DİNÇER’İN VERDİĞİ SÖZLER
Öncelikle Bakan Dinçer, sözlerinin başında kimsenin düzenlemeye önyargılı yaklaşmamasını, aksine yardımcı olmasını ve de kendilerine, “Bu insanlar iyi niyetle sorun çözmeye çalışıyorlar” diye bakılmasını istedi.
Dinçer, herkesten bunu beklerken yapacağı icraatlarda ideolojik kaygıyı öne çıkarmama, objektif olma, atamalarda ‘hak eden/yöneten/nitelikli personel’ ilkesine göre hareket etme sözü de verip, “Aksi tek uygulamam olursa her eleştiriyi kabul ederim” diye ekledi.
Ufak dokunuşlarla çözülecekken işin birden çok sahibinin olması nedeniyle çözümsüz kalan birçok sorunu ortadan kaldırmayı hedeflediklerini anlatan Dinçer’e, “Düzenleme kamuoyunda neden tartışılmadı” diye sorduk.
Aslında böylesi işlerin kanun konusu edilmesini dahi yanlış bulduğunu, teşkilat yapılarını düzenleme yetkisinin bakanlıklarda olması gerektiğini savunmakla birlikte şunları söyledi:
“Bu, yeni bir çalışma değil.

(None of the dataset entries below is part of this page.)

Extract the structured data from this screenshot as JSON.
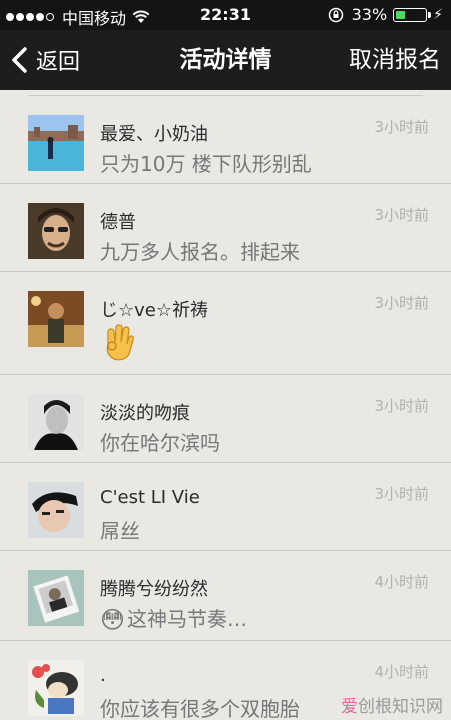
{
  "status_bar": {
    "carrier": "中国移动",
    "time": "22:31",
    "battery_percent": "33%",
    "battery_level": 0.33,
    "signal_dots_filled": 4,
    "signal_dots_total": 5
  },
  "nav": {
    "back_label": "返回",
    "title": "活动详情",
    "right_label": "取消报名"
  },
  "colors": {
    "nav_bg": "#1d1d1d",
    "list_bg": "#e9e8e3",
    "battery_fill": "#4cd964"
  },
  "comments": [
    {
      "name": "最爱、小奶油",
      "message": "只为10万 楼下队形别乱",
      "time": "3小时前",
      "avatar": "scenery-avatar"
    },
    {
      "name": "德普",
      "message": "九万多人报名。排起来",
      "time": "3小时前",
      "avatar": "portrait-avatar"
    },
    {
      "name": "じ☆ve☆祈祷",
      "message": "",
      "emoji_icon": "ok-hand-emoji",
      "time": "3小时前",
      "avatar": "person-avatar"
    },
    {
      "name": "淡淡的吻痕",
      "message": "你在哈尔滨吗",
      "time": "3小时前",
      "avatar": "bw-portrait-avatar"
    },
    {
      "name": "C'est LI Vie",
      "message": "屌丝",
      "time": "3小时前",
      "avatar": "selfie-avatar"
    },
    {
      "name": "腾腾兮纷纷然",
      "message": "这神马节奏…",
      "emoji": "😳",
      "time": "4小时前",
      "avatar": "photo-avatar"
    },
    {
      "name": ".",
      "message": "你应该有很多个双胞胎",
      "time": "4小时前",
      "avatar": "cartoon-avatar"
    }
  ],
  "watermark": {
    "prefix": "爱",
    "suffix": "创根知识网"
  }
}
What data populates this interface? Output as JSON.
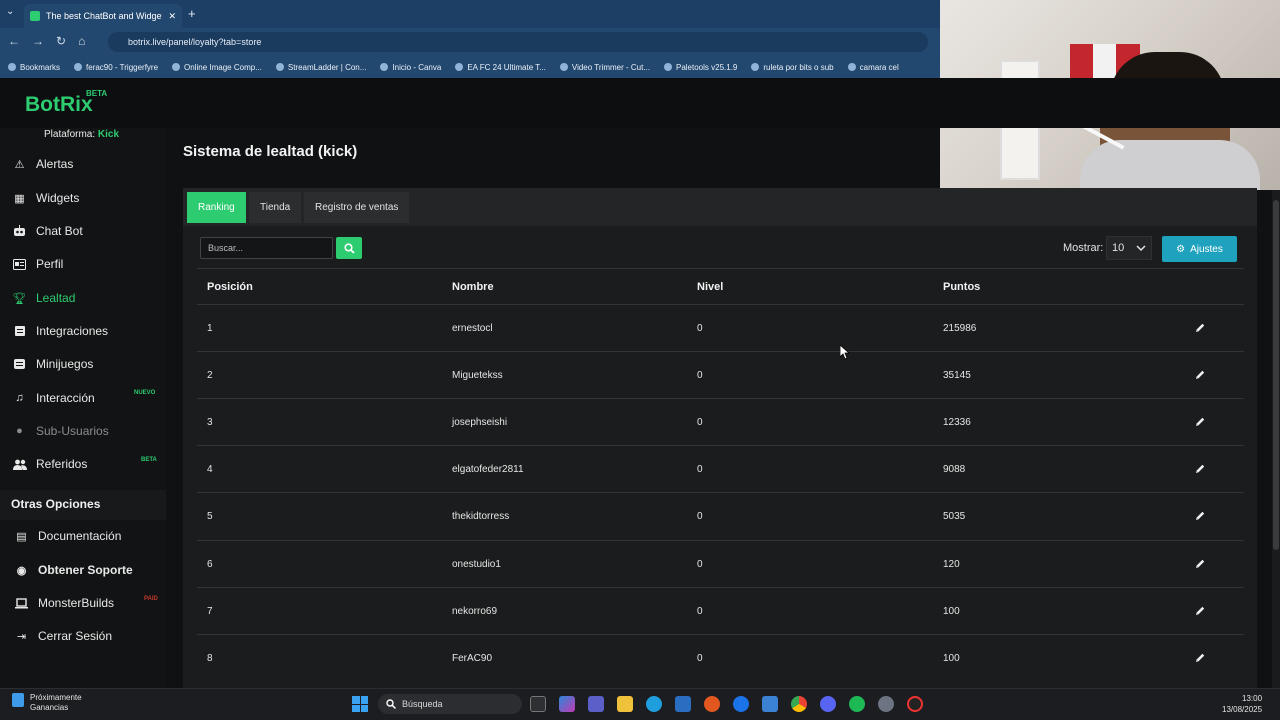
{
  "browser": {
    "tab_title": "The best ChatBot and Widgets",
    "url": "botrix.live/panel/loyalty?tab=store",
    "bookmarks": [
      "Bookmarks",
      "ferac90 - Triggerfyre",
      "Online Image Comp...",
      "StreamLadder | Con...",
      "Inicio - Canva",
      "EA FC 24 Ultimate T...",
      "Video Trimmer - Cut...",
      "Paletools v25.1.9",
      "ruleta por bits o sub",
      "camara cel"
    ]
  },
  "brand": {
    "name": "BotRix",
    "tag": "BETA",
    "accent": "#2ecc71"
  },
  "platform": {
    "label": "Plataforma:",
    "value": "Kick"
  },
  "sidebar": {
    "items": [
      {
        "label": "Alertas",
        "icon": "warning-icon"
      },
      {
        "label": "Widgets",
        "icon": "th-icon"
      },
      {
        "label": "Chat Bot",
        "icon": "robot-icon"
      },
      {
        "label": "Perfil",
        "icon": "id-card-icon"
      },
      {
        "label": "Lealtad",
        "icon": "trophy-icon"
      },
      {
        "label": "Integraciones",
        "icon": "plug-icon"
      },
      {
        "label": "Minijuegos",
        "icon": "gamepad-icon"
      },
      {
        "label": "Interacción",
        "icon": "music-icon",
        "badge": "NUEVO"
      },
      {
        "label": "Sub-Usuarios",
        "icon": "users-icon"
      },
      {
        "label": "Referidos",
        "icon": "users-icon",
        "badge": "BETA"
      }
    ],
    "section_title": "Otras Opciones",
    "other": [
      {
        "label": "Documentación",
        "icon": "book-icon"
      },
      {
        "label": "Obtener Soporte",
        "icon": "support-icon"
      },
      {
        "label": "MonsterBuilds",
        "icon": "laptop-icon",
        "badge": "PAID"
      },
      {
        "label": "Cerrar Sesión",
        "icon": "sign-out-icon"
      }
    ]
  },
  "page": {
    "title": "Sistema de lealtad (kick)"
  },
  "tabs": [
    "Ranking",
    "Tienda",
    "Registro de ventas"
  ],
  "search": {
    "placeholder": "Buscar..."
  },
  "controls": {
    "show_label": "Mostrar:",
    "show_value": "10",
    "settings_label": "Ajustes"
  },
  "table": {
    "headers": [
      "Posición",
      "Nombre",
      "Nivel",
      "Puntos"
    ],
    "rows": [
      {
        "pos": "1",
        "name": "ernestocl",
        "level": "0",
        "points": "215986"
      },
      {
        "pos": "2",
        "name": "Miguetekss",
        "level": "0",
        "points": "35145"
      },
      {
        "pos": "3",
        "name": "josephseishi",
        "level": "0",
        "points": "12336"
      },
      {
        "pos": "4",
        "name": "elgatofeder2811",
        "level": "0",
        "points": "9088"
      },
      {
        "pos": "5",
        "name": "thekidtorress",
        "level": "0",
        "points": "5035"
      },
      {
        "pos": "6",
        "name": "onestudio1",
        "level": "0",
        "points": "120"
      },
      {
        "pos": "7",
        "name": "nekorro69",
        "level": "0",
        "points": "100"
      },
      {
        "pos": "8",
        "name": "FerAC90",
        "level": "0",
        "points": "100"
      }
    ]
  },
  "taskbar": {
    "weather_line1": "Próximamente",
    "weather_line2": "Ganancias",
    "search": "Búsqueda",
    "time": "13:00",
    "date": "13/08/2025"
  }
}
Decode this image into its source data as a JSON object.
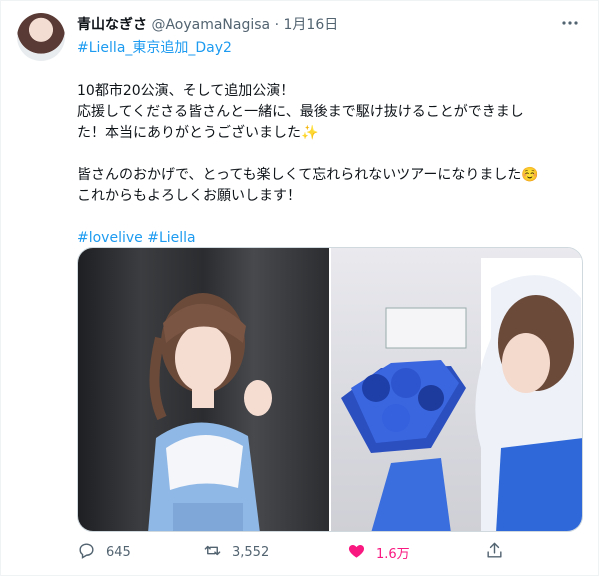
{
  "author": {
    "name": "青山なぎさ",
    "handle": "@AoyamaNagisa",
    "separator": "·",
    "date": "1月16日"
  },
  "tweet": {
    "hashtag_top": "#Liella_東京追加_Day2",
    "line1": "10都市20公演、そして追加公演！",
    "line2": "応援してくださる皆さんと一緒に、最後まで駆け抜けることができまし",
    "line3": "た！本当にありがとうございました✨",
    "line4": "皆さんのおかげで、とっても楽しくて忘れられないツアーになりました☺️",
    "line5": "これからもよろしくお願いします！",
    "tags_text": "#lovelive #Liella"
  },
  "actions": {
    "replies": "645",
    "retweets": "3,552",
    "likes": "1.6万"
  },
  "colors": {
    "accent": "#1d9bf0",
    "like": "#f91880",
    "muted": "#536471"
  },
  "icons": [
    "more-icon",
    "reply-icon",
    "retweet-icon",
    "like-icon",
    "share-icon"
  ]
}
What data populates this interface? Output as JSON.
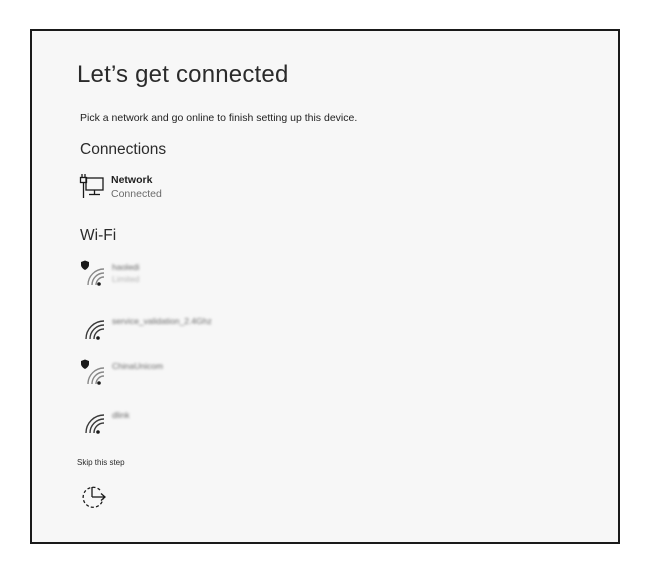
{
  "page": {
    "title": "Let’s get connected",
    "subtitle": "Pick a network and go online to finish setting up this device."
  },
  "connections": {
    "heading": "Connections",
    "items": [
      {
        "name": "Network",
        "status": "Connected",
        "icon": "wired-network-icon"
      }
    ]
  },
  "wifi": {
    "heading": "Wi-Fi",
    "networks": [
      {
        "ssid": "haoledi",
        "status": "Limited",
        "secured": true,
        "icon": "wifi-secured-icon"
      },
      {
        "ssid": "service_validation_2.4Ghz",
        "status": "",
        "secured": false,
        "icon": "wifi-icon"
      },
      {
        "ssid": "ChinaUnicom",
        "status": "",
        "secured": true,
        "icon": "wifi-secured-icon"
      },
      {
        "ssid": "dlink",
        "status": "",
        "secured": false,
        "icon": "wifi-icon"
      }
    ]
  },
  "skip": {
    "label": "Skip this step",
    "icon": "skip-clock-arrow-icon"
  },
  "colors": {
    "background": "#f7f7f7",
    "border": "#1a1a1a",
    "text": "#1f1f1f",
    "muted": "#6b6b6b"
  }
}
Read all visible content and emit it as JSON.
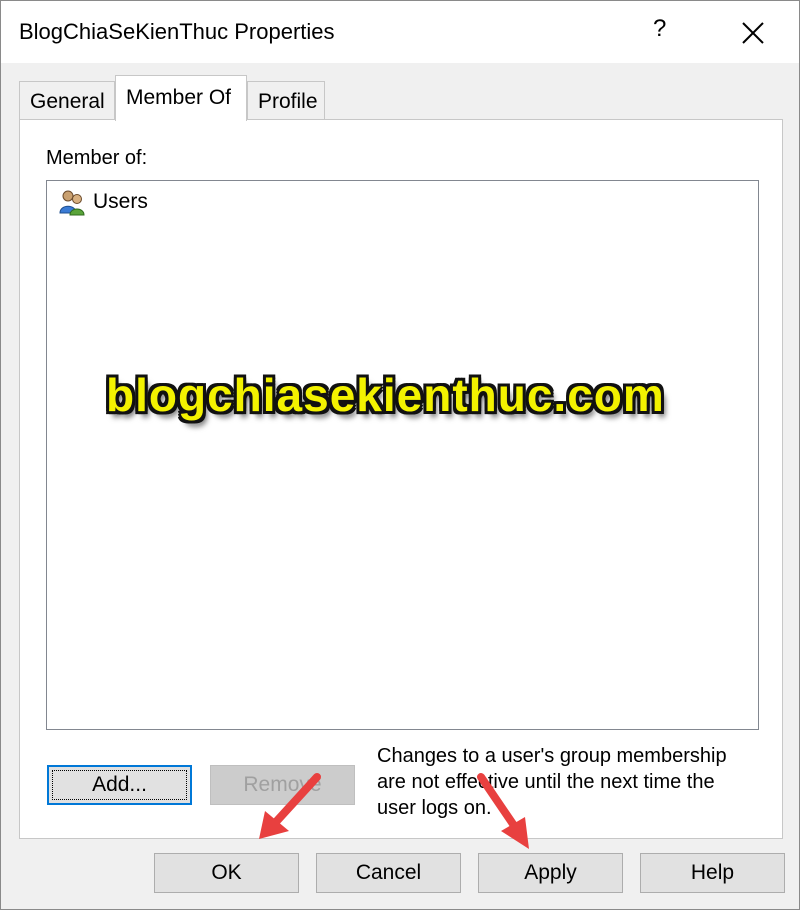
{
  "window": {
    "title": "BlogChiaSeKienThuc Properties",
    "help_glyph": "?",
    "close_icon": "close-icon"
  },
  "tabs": [
    {
      "label": "General",
      "active": false
    },
    {
      "label": "Member Of",
      "active": true
    },
    {
      "label": "Profile",
      "active": false
    }
  ],
  "member_of": {
    "label": "Member of:",
    "items": [
      {
        "label": "Users",
        "icon": "user-group-icon"
      }
    ]
  },
  "watermark": "blogchiasekienthuc.com",
  "buttons": {
    "add": "Add...",
    "remove": "Remove",
    "ok": "OK",
    "cancel": "Cancel",
    "apply": "Apply",
    "help": "Help"
  },
  "note": "Changes to a user's group membership are not effective until the next time the user logs on.",
  "colors": {
    "arrow": "#e8403f",
    "focus": "#0078d7",
    "watermark": "#f3f200"
  }
}
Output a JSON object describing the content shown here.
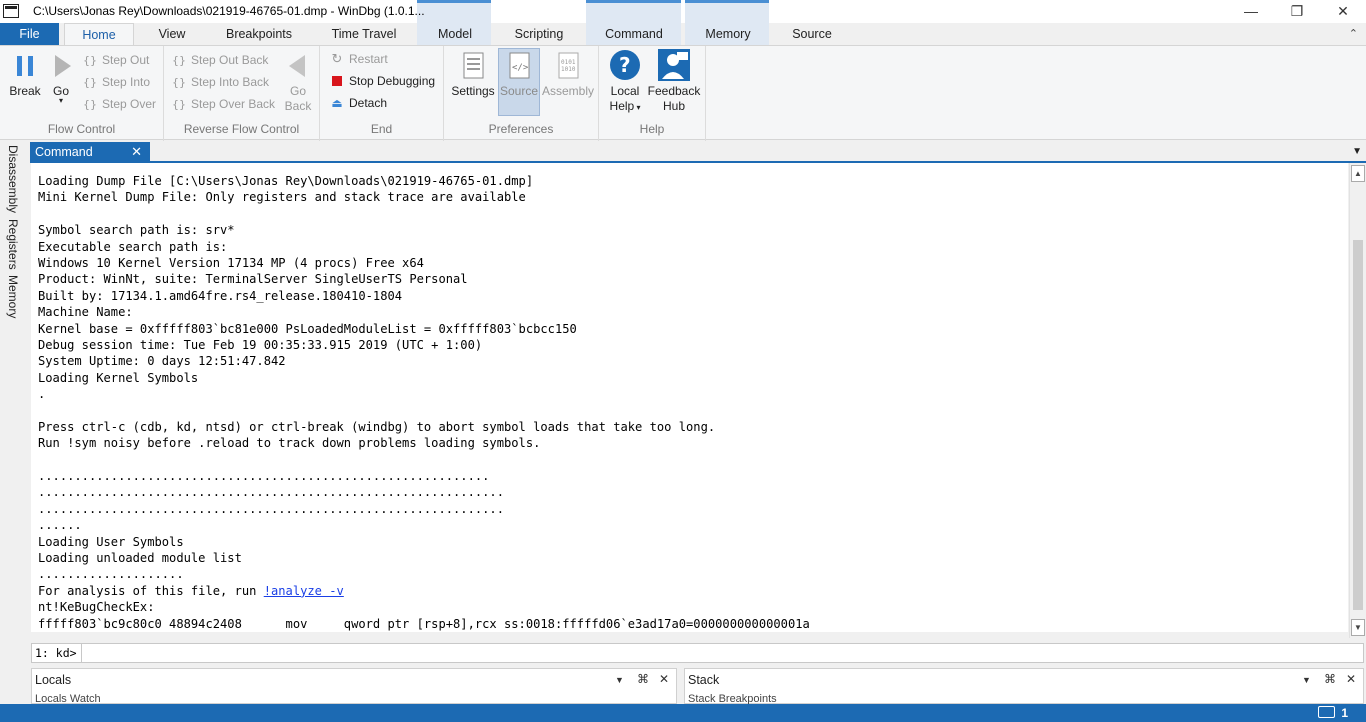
{
  "window": {
    "title": "C:\\Users\\Jonas Rey\\Downloads\\021919-46765-01.dmp - WinDbg (1.0.1...",
    "minimize": "—",
    "maximize": "❐",
    "close": "✕"
  },
  "tabs": {
    "file": "File",
    "home": "Home",
    "view": "View",
    "breakpoints": "Breakpoints",
    "time_travel": "Time Travel",
    "model": "Model",
    "scripting": "Scripting",
    "command": "Command",
    "memory": "Memory",
    "source": "Source",
    "collapse_icon": "chevron-up-icon"
  },
  "ribbon": {
    "flow_control": {
      "label": "Flow Control",
      "break": "Break",
      "go": "Go",
      "step_out": "Step Out",
      "step_into": "Step Into",
      "step_over": "Step Over"
    },
    "reverse_flow_control": {
      "label": "Reverse Flow Control",
      "step_out_back": "Step Out Back",
      "step_into_back": "Step Into Back",
      "step_over_back": "Step Over Back",
      "go_back_1": "Go",
      "go_back_2": "Back"
    },
    "end": {
      "label": "End",
      "restart": "Restart",
      "stop_debugging": "Stop Debugging",
      "detach": "Detach"
    },
    "preferences": {
      "label": "Preferences",
      "settings": "Settings",
      "source": "Source",
      "assembly": "Assembly"
    },
    "help": {
      "label": "Help",
      "local_help_1": "Local",
      "local_help_2": "Help",
      "feedback_1": "Feedback",
      "feedback_2": "Hub"
    }
  },
  "side_tabs": [
    "Disassembly",
    "Registers",
    "Memory"
  ],
  "command_window": {
    "title": "Command",
    "close": "✕",
    "output_lines": [
      "Loading Dump File [C:\\Users\\Jonas Rey\\Downloads\\021919-46765-01.dmp]",
      "Mini Kernel Dump File: Only registers and stack trace are available",
      "",
      "Symbol search path is: srv*",
      "Executable search path is:",
      "Windows 10 Kernel Version 17134 MP (4 procs) Free x64",
      "Product: WinNt, suite: TerminalServer SingleUserTS Personal",
      "Built by: 17134.1.amd64fre.rs4_release.180410-1804",
      "Machine Name:",
      "Kernel base = 0xfffff803`bc81e000 PsLoadedModuleList = 0xfffff803`bcbcc150",
      "Debug session time: Tue Feb 19 00:35:33.915 2019 (UTC + 1:00)",
      "System Uptime: 0 days 12:51:47.842",
      "Loading Kernel Symbols",
      ".",
      "",
      "Press ctrl-c (cdb, kd, ntsd) or ctrl-break (windbg) to abort symbol loads that take too long.",
      "Run !sym noisy before .reload to track down problems loading symbols.",
      "",
      "..............................................................",
      "................................................................",
      "................................................................",
      "......",
      "Loading User Symbols",
      "Loading unloaded module list",
      "...................."
    ],
    "analysis_prefix": "For analysis of this file, run ",
    "analysis_link": "!analyze -v",
    "after_lines": [
      "nt!KeBugCheckEx:",
      "fffff803`bc9c80c0 48894c2408      mov     qword ptr [rsp+8],rcx ss:0018:fffffd06`e3ad17a0=000000000000001a"
    ],
    "prompt": "1: kd>",
    "input_value": ""
  },
  "bottom_panes": {
    "locals": "Locals",
    "stack": "Stack",
    "locals_subtabs": "Locals   Watch",
    "stack_subtabs": "Stack   Breakpoints"
  },
  "status": {
    "notifications": "1"
  },
  "colors": {
    "accent": "#1c6ab3",
    "link": "#1a3fe6",
    "stop": "#d8151c"
  }
}
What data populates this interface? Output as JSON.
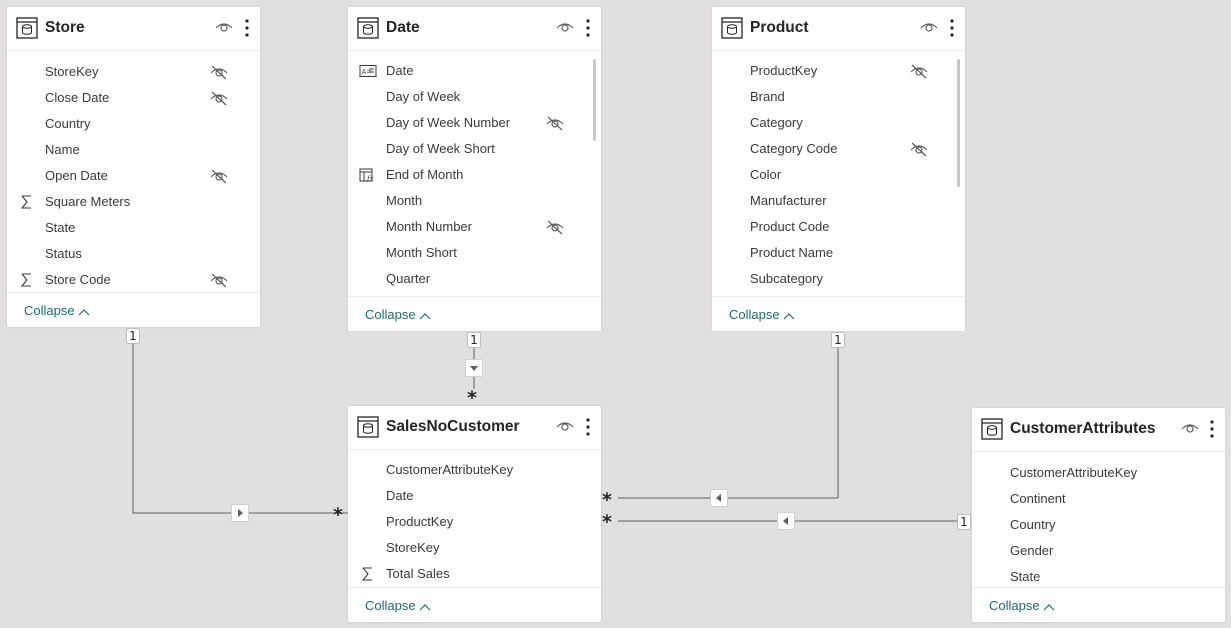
{
  "colors": {
    "canvas": "#e1e0df",
    "collapse_link": "#1e6b73",
    "line": "#5f5f5f"
  },
  "tables": {
    "store": {
      "title": "Store",
      "fields": [
        {
          "label": "StoreKey",
          "icon": "",
          "hidden": true
        },
        {
          "label": "Close Date",
          "icon": "",
          "hidden": true
        },
        {
          "label": "Country",
          "icon": "",
          "hidden": false
        },
        {
          "label": "Name",
          "icon": "",
          "hidden": false
        },
        {
          "label": "Open Date",
          "icon": "",
          "hidden": true
        },
        {
          "label": "Square Meters",
          "icon": "sigma-icon",
          "hidden": false
        },
        {
          "label": "State",
          "icon": "",
          "hidden": false
        },
        {
          "label": "Status",
          "icon": "",
          "hidden": false
        },
        {
          "label": "Store Code",
          "icon": "sigma-icon",
          "hidden": true
        }
      ],
      "collapse_label": "Collapse"
    },
    "date": {
      "title": "Date",
      "fields": [
        {
          "label": "Date",
          "icon": "date-field-icon",
          "hidden": false
        },
        {
          "label": "Day of Week",
          "icon": "",
          "hidden": false
        },
        {
          "label": "Day of Week Number",
          "icon": "",
          "hidden": true
        },
        {
          "label": "Day of Week Short",
          "icon": "",
          "hidden": false
        },
        {
          "label": "End of Month",
          "icon": "calculated-column-icon",
          "hidden": false
        },
        {
          "label": "Month",
          "icon": "",
          "hidden": false
        },
        {
          "label": "Month Number",
          "icon": "",
          "hidden": true
        },
        {
          "label": "Month Short",
          "icon": "",
          "hidden": false
        },
        {
          "label": "Quarter",
          "icon": "",
          "hidden": false
        }
      ],
      "collapse_label": "Collapse"
    },
    "product": {
      "title": "Product",
      "fields": [
        {
          "label": "ProductKey",
          "icon": "",
          "hidden": true
        },
        {
          "label": "Brand",
          "icon": "",
          "hidden": false
        },
        {
          "label": "Category",
          "icon": "",
          "hidden": false
        },
        {
          "label": "Category Code",
          "icon": "",
          "hidden": true
        },
        {
          "label": "Color",
          "icon": "",
          "hidden": false
        },
        {
          "label": "Manufacturer",
          "icon": "",
          "hidden": false
        },
        {
          "label": "Product Code",
          "icon": "",
          "hidden": false
        },
        {
          "label": "Product Name",
          "icon": "",
          "hidden": false
        },
        {
          "label": "Subcategory",
          "icon": "",
          "hidden": false
        }
      ],
      "collapse_label": "Collapse"
    },
    "sales": {
      "title": "SalesNoCustomer",
      "fields": [
        {
          "label": "CustomerAttributeKey",
          "icon": "",
          "hidden": false
        },
        {
          "label": "Date",
          "icon": "",
          "hidden": false
        },
        {
          "label": "ProductKey",
          "icon": "",
          "hidden": false
        },
        {
          "label": "StoreKey",
          "icon": "",
          "hidden": false
        },
        {
          "label": "Total Sales",
          "icon": "sigma-icon",
          "hidden": false
        }
      ],
      "collapse_label": "Collapse"
    },
    "customer": {
      "title": "CustomerAttributes",
      "fields": [
        {
          "label": "CustomerAttributeKey",
          "icon": "",
          "hidden": false
        },
        {
          "label": "Continent",
          "icon": "",
          "hidden": false
        },
        {
          "label": "Country",
          "icon": "",
          "hidden": false
        },
        {
          "label": "Gender",
          "icon": "",
          "hidden": false
        },
        {
          "label": "State",
          "icon": "",
          "hidden": false
        }
      ],
      "collapse_label": "Collapse"
    }
  },
  "relationships": {
    "one_label": "1",
    "many_label": "*"
  }
}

Hüseyin Çelik ve Nimet Çubukçu arkadaşlarımız döneminden gelen bir çalışma. İlgili tüm kurum ve kişilerle tartışılarak, görüşler alınarak yapıldı. ‘Yeşil Kitap’ adıyla da basıldı. Bugün yaptığımızda Yeşil Kitap’a aykırı temel tek düzenleme bulamazsınız.”
ÖĞRETMENİN SİHİRLİ GÜCÜ VAR
Eğitimle ilgili diğer soruları, “Çalışma gölgede kalmasın” diye erteleyen Dinçer, söz konusu öğretmenler olunca şu dikkat çekici sözleri etti:
“Öğretmen, eğitimin direği. Öğretmen eğitimdeki her açığı kapatabilecek sihirli güce sahip. Bilgisi, donanımı, şefkatiyle yeniden kendine güvenen öğretmen olacak. Öğretmenlerimizle ilgili ayak üstü karar almayacağız. O nedenle alt başlıklarını ayrıntılı belirlediğimiz bir çalışma yaptırıyorum. Çok önemsediğim bu kritik çalışma da en kısa zamanda bitirilecek.”
Dinçer, daha iyi bir eğitim için özel sektörün katkısına da değinince fırsattan yararlanıp daha geçen cuma günü, mezun olduğum liseme bakarken okulumla aramda hissettiğim bağ kopukluğuna dikkat çektim.
Beyoğlu Hasköy Lisesi mezunuyum ancak sonraki yıllarda yapılan tadilat nedeniyle okulumun adı Güner Akın Lisesi oldu, Hasköy adı silindi.
“Özel sektörün katkısını çok önemsiyorum. Ancak okulumun adı en azından ‘Güner Akın Hasköy Lisesi’ olamaz mıydı” diye sordum.
“Bunu haklı bir tavsiye olarak alıyorum” diyen Dinçer, sözlerinin sonunda da yaptıklarının iyi niyetle karşılanması vurgusunu yeniledi.
“Peki, hepimiz böyle yapalım” desek de Bakan Dinçer, verdiği sözleri yerine getirdiği, objektif davrandığı ölçüde zaten tek kuşkuya yer kalmayacaktır.